Cosmetic actives, even those with proven efficacy, only perform optimally in cosmetic products when they are delivered in the correct spot of the skin and in the correct amount. The right spot can be quite variable depending on the active. Some actives work on the surface, others in the stratum corneum, and others may need to penetrate deeper into the living layers of the skin.
The type of cosmetic product and the specific formulation, therefore, play a fundament role in ensuring an efficacious delivery. In addition, cosmetic products are also expected to have good sensorial properties. The combination of both efficacy and pleasant properties increases the challenge.

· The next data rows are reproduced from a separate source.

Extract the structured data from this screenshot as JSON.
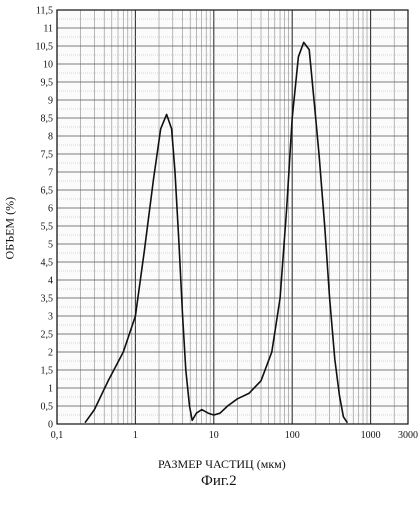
{
  "chart_data": {
    "type": "line",
    "ylabel": "ОБЪЕМ (%)",
    "xlabel": "РАЗМЕР ЧАСТИЦ (мкм)",
    "caption": "Фиг.2",
    "xscale": "log",
    "xlim": [
      0.1,
      3000
    ],
    "ylim": [
      0,
      11.5
    ],
    "grid": true,
    "x_ticks": [
      {
        "value": 0.1,
        "label": "0,1"
      },
      {
        "value": 1,
        "label": "1"
      },
      {
        "value": 10,
        "label": "10"
      },
      {
        "value": 100,
        "label": "100"
      },
      {
        "value": 1000,
        "label": "1000"
      },
      {
        "value": 3000,
        "label": "3000"
      }
    ],
    "y_ticks": [
      {
        "value": 0,
        "label": "0"
      },
      {
        "value": 0.5,
        "label": "0,5"
      },
      {
        "value": 1,
        "label": "1"
      },
      {
        "value": 1.5,
        "label": "1,5"
      },
      {
        "value": 2,
        "label": "2"
      },
      {
        "value": 2.5,
        "label": "2,5"
      },
      {
        "value": 3,
        "label": "3"
      },
      {
        "value": 3.5,
        "label": "3,5"
      },
      {
        "value": 4,
        "label": "4"
      },
      {
        "value": 4.5,
        "label": "4,5"
      },
      {
        "value": 5,
        "label": "5"
      },
      {
        "value": 5.5,
        "label": "5,5"
      },
      {
        "value": 6,
        "label": "6"
      },
      {
        "value": 6.5,
        "label": "6,5"
      },
      {
        "value": 7,
        "label": "7"
      },
      {
        "value": 7.5,
        "label": "7,5"
      },
      {
        "value": 8,
        "label": "8"
      },
      {
        "value": 8.5,
        "label": "8,5"
      },
      {
        "value": 9,
        "label": "9"
      },
      {
        "value": 9.5,
        "label": "9,5"
      },
      {
        "value": 10,
        "label": "10"
      },
      {
        "value": 10.5,
        "label": "10,5"
      },
      {
        "value": 11,
        "label": "11"
      },
      {
        "value": 11.5,
        "label": "11,5"
      }
    ],
    "series": [
      {
        "color": "#111111",
        "x": [
          0.23,
          0.3,
          0.45,
          0.7,
          1.0,
          1.3,
          1.7,
          2.1,
          2.5,
          2.9,
          3.2,
          3.6,
          4.0,
          4.4,
          4.9,
          5.3,
          6.0,
          7.0,
          8.5,
          10,
          12,
          15,
          20,
          28,
          40,
          55,
          70,
          85,
          100,
          120,
          140,
          165,
          190,
          220,
          260,
          300,
          350,
          400,
          450,
          500
        ],
        "y": [
          0.05,
          0.4,
          1.2,
          2.0,
          3.0,
          4.8,
          6.8,
          8.2,
          8.6,
          8.2,
          7.0,
          5.0,
          3.0,
          1.5,
          0.5,
          0.1,
          0.3,
          0.4,
          0.3,
          0.25,
          0.3,
          0.5,
          0.7,
          0.85,
          1.2,
          2.0,
          3.5,
          6.0,
          8.5,
          10.2,
          10.6,
          10.4,
          9.0,
          7.5,
          5.5,
          3.5,
          1.8,
          0.8,
          0.2,
          0.05
        ]
      }
    ]
  }
}
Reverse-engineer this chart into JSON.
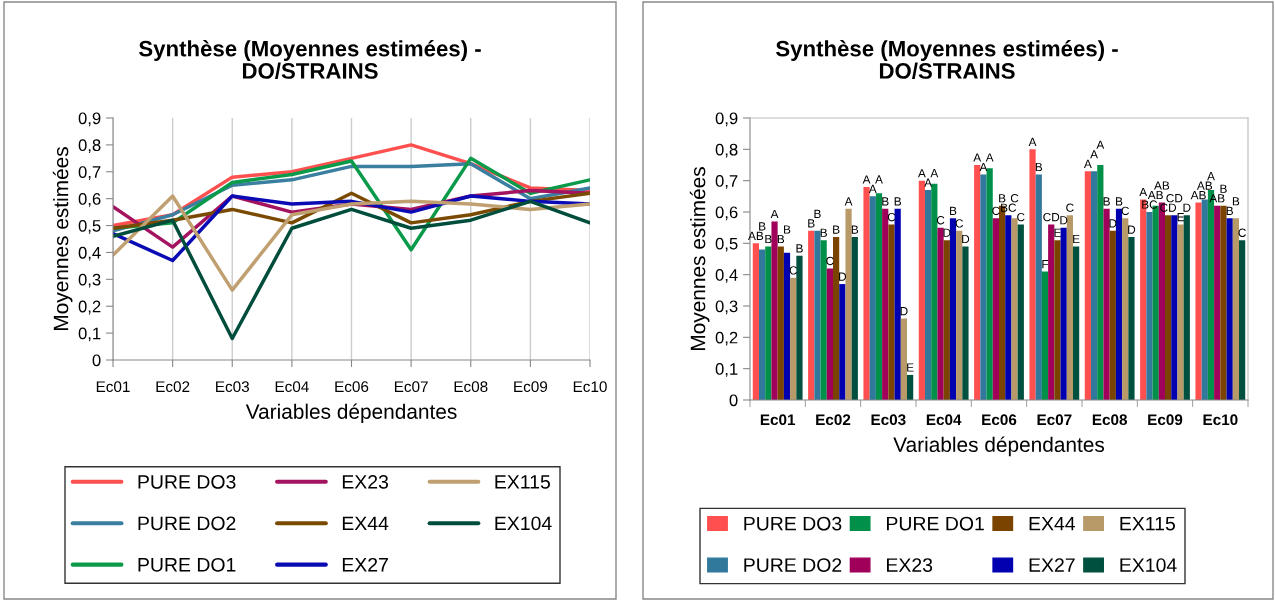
{
  "chart_data": [
    {
      "type": "line",
      "title": "Synthèse (Moyennes estimées) -\nDO/STRAINS",
      "xlabel": "Variables dépendantes",
      "ylabel": "Moyennes estimées",
      "categories": [
        "Ec01",
        "Ec02",
        "Ec03",
        "Ec04",
        "Ec06",
        "Ec07",
        "Ec08",
        "Ec09",
        "Ec10"
      ],
      "ylim": [
        0,
        0.9
      ],
      "yticks": [
        0,
        {
          "value": 0.1,
          "label": "0,1"
        },
        {
          "value": 0.2,
          "label": "0,2"
        },
        {
          "value": 0.3,
          "label": "0,3"
        },
        {
          "value": 0.4,
          "label": "0,4"
        },
        {
          "value": 0.5,
          "label": "0,5"
        },
        {
          "value": 0.6,
          "label": "0,6"
        },
        {
          "value": 0.7,
          "label": "0,7"
        },
        {
          "value": 0.8,
          "label": "0,8"
        },
        {
          "value": 0.9,
          "label": "0,9"
        }
      ],
      "grid": "x",
      "legend": "bottom",
      "marker": "none",
      "line_style": "solid",
      "series": [
        {
          "name": "PURE DO3",
          "color": "#ff5050",
          "values": [
            0.5,
            0.54,
            0.68,
            0.7,
            0.75,
            0.8,
            0.73,
            0.64,
            0.63
          ]
        },
        {
          "name": "PURE DO2",
          "color": "#3a7ea0",
          "values": [
            0.48,
            0.54,
            0.65,
            0.67,
            0.72,
            0.72,
            0.73,
            0.6,
            0.64
          ]
        },
        {
          "name": "PURE DO1",
          "color": "#0a9a4a",
          "values": [
            0.49,
            0.51,
            0.66,
            0.69,
            0.74,
            0.41,
            0.75,
            0.62,
            0.67
          ]
        },
        {
          "name": "EX23",
          "color": "#a3135f",
          "values": [
            0.57,
            0.42,
            0.61,
            0.55,
            0.58,
            0.56,
            0.61,
            0.63,
            0.62
          ]
        },
        {
          "name": "EX44",
          "color": "#7a4a00",
          "values": [
            0.49,
            0.52,
            0.56,
            0.51,
            0.62,
            0.51,
            0.54,
            0.59,
            0.62
          ]
        },
        {
          "name": "EX27",
          "color": "#0b0bb5",
          "values": [
            0.47,
            0.37,
            0.61,
            0.58,
            0.59,
            0.55,
            0.61,
            0.59,
            0.58
          ]
        },
        {
          "name": "EX115",
          "color": "#c0a070",
          "values": [
            0.39,
            0.61,
            0.26,
            0.54,
            0.58,
            0.59,
            0.58,
            0.56,
            0.58
          ]
        },
        {
          "name": "EX104",
          "color": "#004d3c",
          "values": [
            0.46,
            0.52,
            0.08,
            0.49,
            0.56,
            0.49,
            0.52,
            0.59,
            0.51
          ]
        }
      ]
    },
    {
      "type": "bar",
      "title": "Synthèse (Moyennes estimées) -\nDO/STRAINS",
      "xlabel": "Variables dépendantes",
      "ylabel": "Moyennes estimées",
      "categories": [
        "Ec01",
        "Ec02",
        "Ec03",
        "Ec04",
        "Ec06",
        "Ec07",
        "Ec08",
        "Ec09",
        "Ec10"
      ],
      "ylim": [
        0,
        0.9
      ],
      "yticks": [
        0,
        {
          "value": 0.1,
          "label": "0,1"
        },
        {
          "value": 0.2,
          "label": "0,2"
        },
        {
          "value": 0.3,
          "label": "0,3"
        },
        {
          "value": 0.4,
          "label": "0,4"
        },
        {
          "value": 0.5,
          "label": "0,5"
        },
        {
          "value": 0.6,
          "label": "0,6"
        },
        {
          "value": 0.7,
          "label": "0,7"
        },
        {
          "value": 0.8,
          "label": "0,8"
        },
        {
          "value": 0.9,
          "label": "0,9"
        }
      ],
      "legend": "bottom",
      "series": [
        {
          "name": "PURE DO3",
          "color": "#ff4f4f",
          "values": [
            0.5,
            0.54,
            0.68,
            0.7,
            0.75,
            0.8,
            0.73,
            0.64,
            0.63
          ],
          "value_labels": [
            "AB",
            "B",
            "A",
            "A",
            "A",
            "A",
            "A",
            "A",
            "AB"
          ]
        },
        {
          "name": "PURE DO2",
          "color": "#31799c",
          "values": [
            0.48,
            0.54,
            0.65,
            0.67,
            0.72,
            0.72,
            0.73,
            0.6,
            0.64
          ],
          "value_labels": [
            "B",
            "B",
            "A",
            "A",
            "A",
            "B",
            "A",
            "BC",
            "AB"
          ]
        },
        {
          "name": "PURE DO1",
          "color": "#00904a",
          "values": [
            0.49,
            0.51,
            0.66,
            0.69,
            0.74,
            0.41,
            0.75,
            0.62,
            0.67
          ],
          "value_labels": [
            "B",
            "B",
            "A",
            "A",
            "A",
            "F",
            "A",
            "AB",
            "A"
          ]
        },
        {
          "name": "EX23",
          "color": "#a0005a",
          "values": [
            0.57,
            0.42,
            0.61,
            0.55,
            0.58,
            0.56,
            0.61,
            0.63,
            0.62
          ],
          "value_labels": [
            "A",
            "C",
            "B",
            "C",
            "C",
            "CD",
            "B",
            "AB",
            "AB"
          ]
        },
        {
          "name": "EX44",
          "color": "#7a4400",
          "values": [
            0.49,
            0.52,
            0.56,
            0.51,
            0.62,
            0.51,
            0.54,
            0.59,
            0.62
          ],
          "value_labels": [
            "B",
            "B",
            "C",
            "D",
            "B",
            "E",
            "D",
            "CD",
            "B"
          ]
        },
        {
          "name": "EX27",
          "color": "#0000b0",
          "values": [
            0.47,
            0.37,
            0.61,
            0.58,
            0.59,
            0.55,
            0.61,
            0.59,
            0.58
          ],
          "value_labels": [
            "B",
            "D",
            "B",
            "B",
            "BC",
            "D",
            "B",
            "CD",
            "B"
          ]
        },
        {
          "name": "EX115",
          "color": "#b89a68",
          "values": [
            0.39,
            0.61,
            0.26,
            0.54,
            0.58,
            0.59,
            0.58,
            0.56,
            0.58
          ],
          "value_labels": [
            "C",
            "A",
            "D",
            "C",
            "C",
            "C",
            "C",
            "E",
            "B"
          ]
        },
        {
          "name": "EX104",
          "color": "#00503f",
          "values": [
            0.46,
            0.52,
            0.08,
            0.49,
            0.56,
            0.49,
            0.52,
            0.59,
            0.51
          ],
          "value_labels": [
            "B",
            "B",
            "E",
            "D",
            "C",
            "E",
            "D",
            "D",
            "C"
          ]
        }
      ]
    }
  ]
}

This course offers both a comprehensive view of the fundamental aspects behind the effective delivery of actives (Day 1), as well as the practical aspects of selecting an appropriate product, and the specifics of the formulation process (Day2).
Who Should Attend
The course will be of immediate value to those involved in formulating cosmetic products containing actives. It will also be of general interest to anyone working in the cosmetics industry in a research or product development lab. Those working in marketing will also benefit from the concepts presented on Day 1.

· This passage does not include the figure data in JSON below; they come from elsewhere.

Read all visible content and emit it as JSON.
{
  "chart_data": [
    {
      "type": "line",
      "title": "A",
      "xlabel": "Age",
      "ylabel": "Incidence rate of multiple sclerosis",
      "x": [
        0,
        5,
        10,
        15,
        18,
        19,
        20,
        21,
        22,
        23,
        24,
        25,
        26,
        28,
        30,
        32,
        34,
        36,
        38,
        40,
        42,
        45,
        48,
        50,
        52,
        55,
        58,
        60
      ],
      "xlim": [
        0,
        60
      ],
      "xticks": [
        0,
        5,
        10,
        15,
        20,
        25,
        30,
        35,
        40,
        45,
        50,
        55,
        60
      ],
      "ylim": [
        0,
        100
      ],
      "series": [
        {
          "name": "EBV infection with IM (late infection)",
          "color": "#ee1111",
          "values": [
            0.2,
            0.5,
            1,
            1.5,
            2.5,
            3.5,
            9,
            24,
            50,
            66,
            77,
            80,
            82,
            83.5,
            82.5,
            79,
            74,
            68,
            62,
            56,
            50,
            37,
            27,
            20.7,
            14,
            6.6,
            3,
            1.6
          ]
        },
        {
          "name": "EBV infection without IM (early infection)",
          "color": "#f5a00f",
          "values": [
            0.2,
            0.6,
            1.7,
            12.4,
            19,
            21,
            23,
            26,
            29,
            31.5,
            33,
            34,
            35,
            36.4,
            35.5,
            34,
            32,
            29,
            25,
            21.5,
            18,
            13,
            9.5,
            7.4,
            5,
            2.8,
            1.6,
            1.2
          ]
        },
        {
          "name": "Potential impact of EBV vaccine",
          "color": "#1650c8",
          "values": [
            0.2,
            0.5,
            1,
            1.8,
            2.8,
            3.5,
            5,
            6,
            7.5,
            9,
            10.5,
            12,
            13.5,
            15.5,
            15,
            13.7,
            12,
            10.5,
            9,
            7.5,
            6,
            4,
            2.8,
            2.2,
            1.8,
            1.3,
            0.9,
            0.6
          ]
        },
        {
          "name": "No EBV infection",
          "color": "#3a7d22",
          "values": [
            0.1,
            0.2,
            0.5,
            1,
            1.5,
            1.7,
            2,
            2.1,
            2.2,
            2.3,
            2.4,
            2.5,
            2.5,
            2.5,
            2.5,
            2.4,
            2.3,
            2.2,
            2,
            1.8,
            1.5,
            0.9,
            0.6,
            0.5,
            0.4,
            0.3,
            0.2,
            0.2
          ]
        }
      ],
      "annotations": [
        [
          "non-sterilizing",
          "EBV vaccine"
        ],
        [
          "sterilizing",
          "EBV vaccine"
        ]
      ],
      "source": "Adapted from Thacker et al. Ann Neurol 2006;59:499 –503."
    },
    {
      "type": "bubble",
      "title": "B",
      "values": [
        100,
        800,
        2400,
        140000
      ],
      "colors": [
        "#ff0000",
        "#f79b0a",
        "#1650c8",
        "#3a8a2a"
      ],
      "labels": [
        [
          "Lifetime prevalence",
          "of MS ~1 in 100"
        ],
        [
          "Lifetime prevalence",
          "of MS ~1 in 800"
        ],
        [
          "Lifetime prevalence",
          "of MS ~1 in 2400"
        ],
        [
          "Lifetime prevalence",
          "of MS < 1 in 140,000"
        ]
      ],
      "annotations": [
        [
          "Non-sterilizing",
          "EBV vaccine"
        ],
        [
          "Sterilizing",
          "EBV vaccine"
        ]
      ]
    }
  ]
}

Day 1 - Fundamental Aspects
- The ‘where and how’ of active delivery
- Selecting the product type and formulation for effective delivery
- Actives according to their intrinsic solubility
- The skin as a barrier
- Measuring the efficacy of the delivery
- Weichert’s view on oil soluble actives
Day 2 – Practical Aspects and Formulations
- Delivery from non-emulsion systems
- Delivery from emulsions according to the Lamellar Gel Network model. Formulations
- Delivery from microemulsions.
- Delivery from nano-emulsions
11:00am-12:30pm EDT - Live Lecture & Q&A
12:30pm-1:00pm EDT - Break
1:00pm-2:30pm EDT - Live Lecture & Q&A
About the Instructor
Ricardo Diez, PhD is currently an Adjunct Professor at Rutgers University, NJ, where he teaches a course on Applied Cosmetic Science in the Master of Business and Science. He has more than four decades of experience in the industry in both consumer product companies (Procter & Gamble, Dial Corp and Chanel), and raw material manufacturers (Miranol, Stepan and Huntsman). He has taught courses for the SCC and IFSCC. He remains active in the Center for Professional Advancement.